The developer's special payment scheme comes three months after the Hong Kong Monetary Authority urged banks to lower their loan-to-valuation ratios for flats priced more than HK$8 million, in an attempt to curb speculation.
Loan to valuation is the loan as a percentage of the property price that a buyer can get from a bank.
Yesterday, Cheung Kong announced the price list for 108 units at its Festival City phase two development in Tai Wai. The prices ranged from HK$7.7 million to HK$10.5 million. More than 80 per cent of the units are priced over HK$8 million.
From November, the maximum mortgage ratio for properties priced between HK$8 million and HK$12 million was cut from 70 to 60 per cent. The amounts banks could lend to buyers of homes worth HK$12 million or more was cut from 60 per cent to 50 per cent of the price.

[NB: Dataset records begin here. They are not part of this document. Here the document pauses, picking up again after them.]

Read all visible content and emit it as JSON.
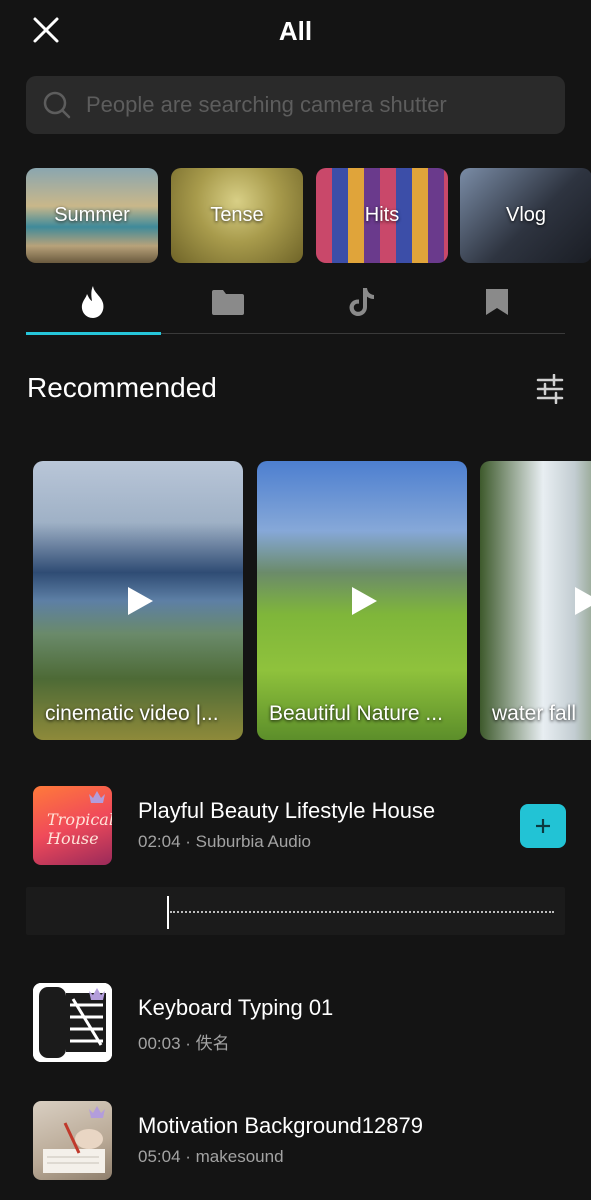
{
  "header": {
    "title": "All"
  },
  "search": {
    "placeholder": "People are searching camera shutter"
  },
  "categories": [
    {
      "label": "Summer"
    },
    {
      "label": "Tense"
    },
    {
      "label": "Hits"
    },
    {
      "label": "Vlog"
    }
  ],
  "tabs": [
    {
      "icon": "flame-icon",
      "active": true
    },
    {
      "icon": "folder-icon",
      "active": false
    },
    {
      "icon": "tiktok-icon",
      "active": false
    },
    {
      "icon": "bookmark-icon",
      "active": false
    }
  ],
  "recommended": {
    "title": "Recommended",
    "videos": [
      {
        "label": "cinematic video |..."
      },
      {
        "label": "Beautiful Nature ..."
      },
      {
        "label": "water fall"
      }
    ]
  },
  "tracks": [
    {
      "title": "Playful Beauty Lifestyle House",
      "meta": "02:04 · Suburbia Audio",
      "thumb_text": "Tropical House"
    },
    {
      "title": "Keyboard Typing 01",
      "meta": "00:03 · 佚名"
    },
    {
      "title": "Motivation Background12879",
      "meta": "05:04 · makesound"
    }
  ],
  "colors": {
    "accent": "#22c3d5",
    "background": "#141414",
    "search_bg": "#2a2a2a",
    "premium": "#b39ddb"
  }
}
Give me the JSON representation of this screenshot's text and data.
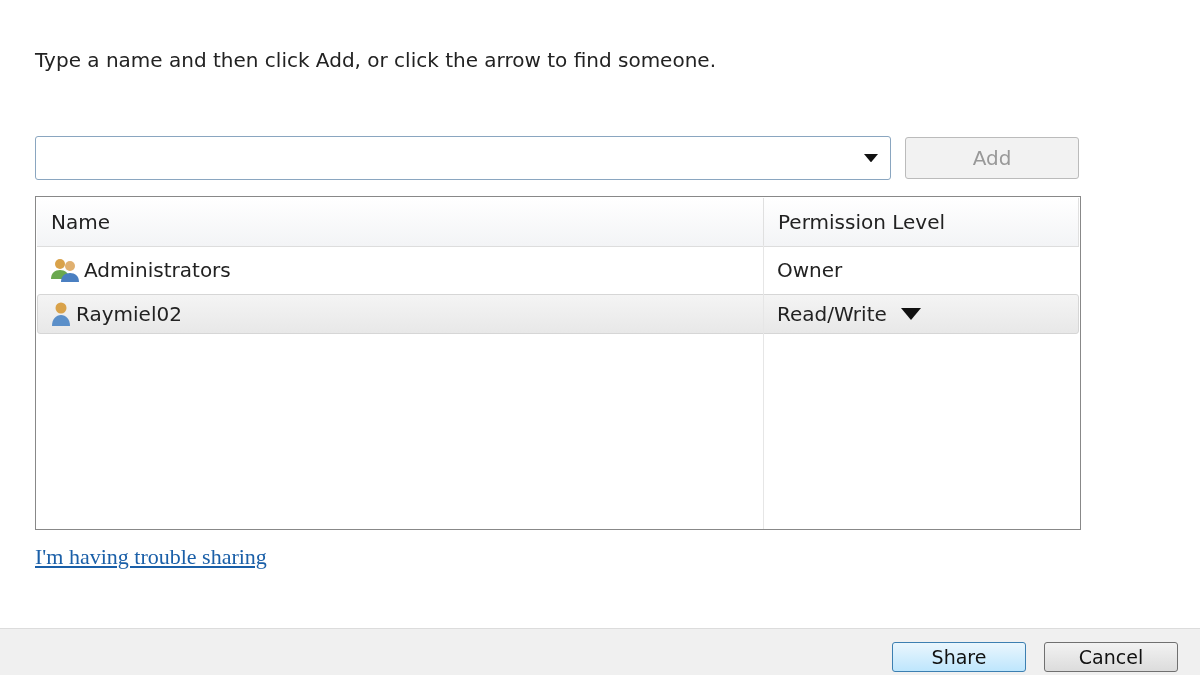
{
  "instruction": "Type a name and then click Add, or click the arrow to find someone.",
  "name_field": {
    "disabled_add": true,
    "add_label": "Add"
  },
  "table": {
    "columns": [
      "Name",
      "Permission Level"
    ],
    "rows": [
      {
        "kind": "group",
        "name": "Administrators",
        "permission": "Owner",
        "selected": false,
        "has_dropdown": false
      },
      {
        "kind": "user",
        "name": "Raymiel02",
        "permission": "Read/Write",
        "selected": true,
        "has_dropdown": true
      }
    ]
  },
  "help_link": "I'm having trouble sharing",
  "buttons": [
    {
      "label": "Share",
      "default": true
    },
    {
      "label": "Cancel",
      "default": false
    }
  ]
}
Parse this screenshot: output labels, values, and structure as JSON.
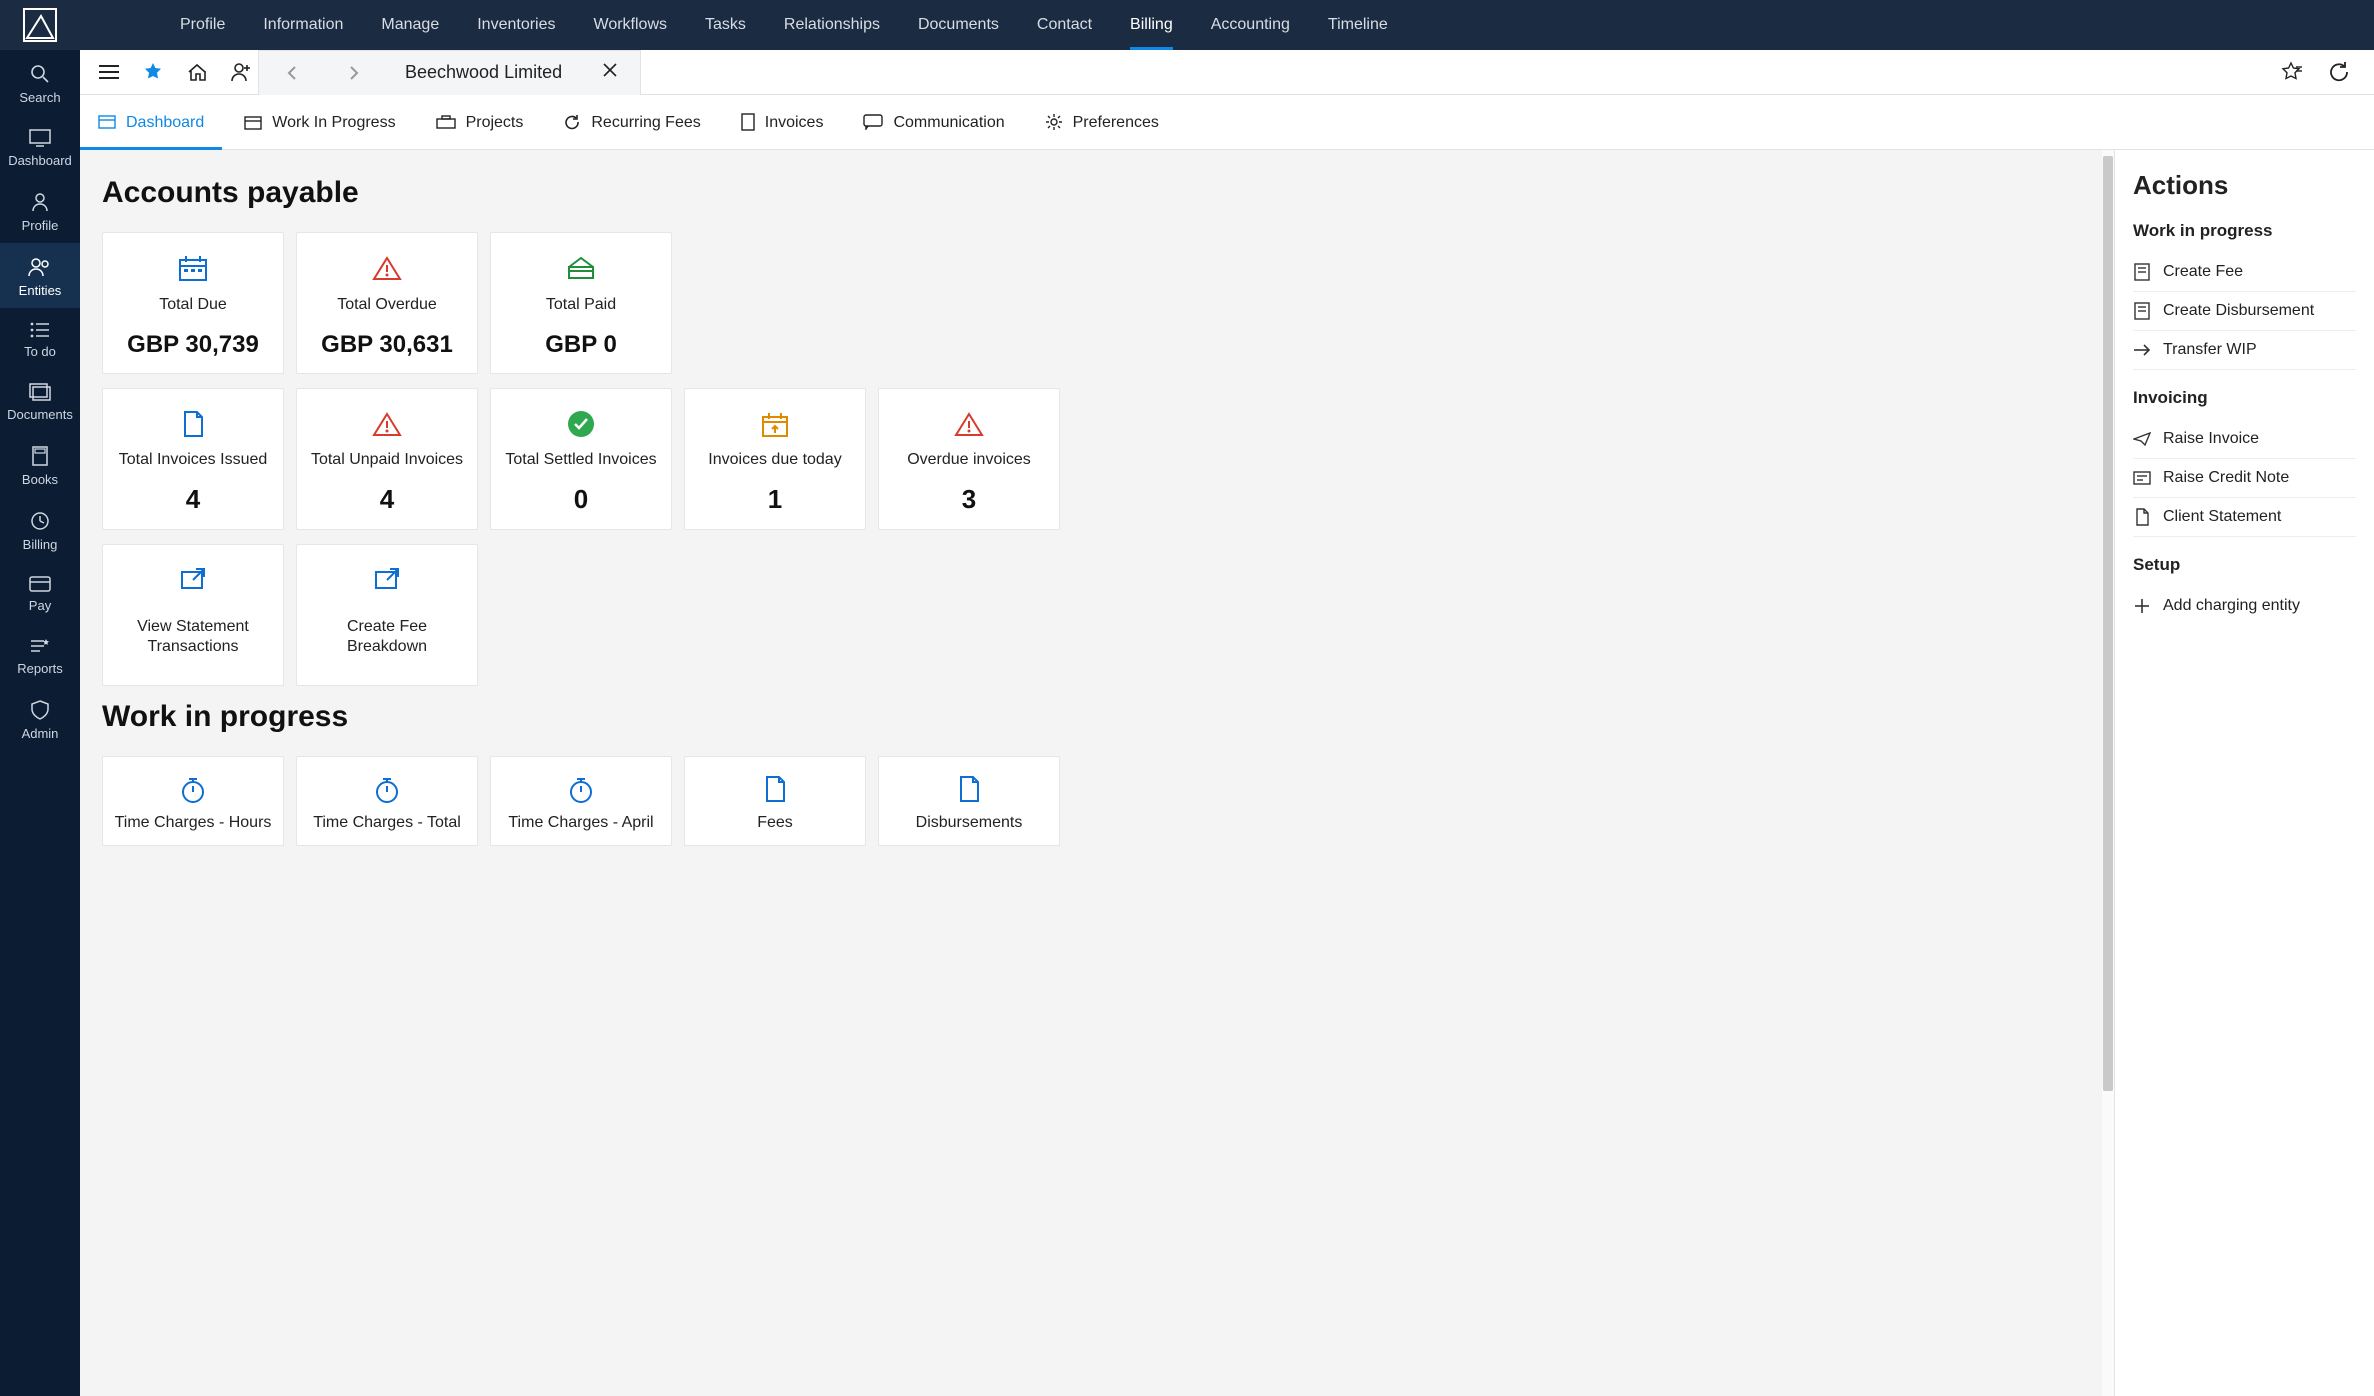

Cheung Kong's financial arm, AMTD Strategic Capital, has now started offering a special payment scheme called Easy Go to provide financing for potential buyers. It includes a second mortgage of 20 per cent on top of the banks' 60 per cent loan ceiling for flats worth more than HK$8 million.
Buyers who opt for this will be charged an interest rate of 2.5 per cent below prime, or 2.75 per cent per year, for 20 years. The best lending rate stands at 5.25 per cent.
'It is just like offering a bridging loan for buyers in a bid to facilitate purchase. The special payment scheme allows buyers to defer the repayment of the second mortgage for two years,' said Sammy Po, a director of Midland Realty, New Territories.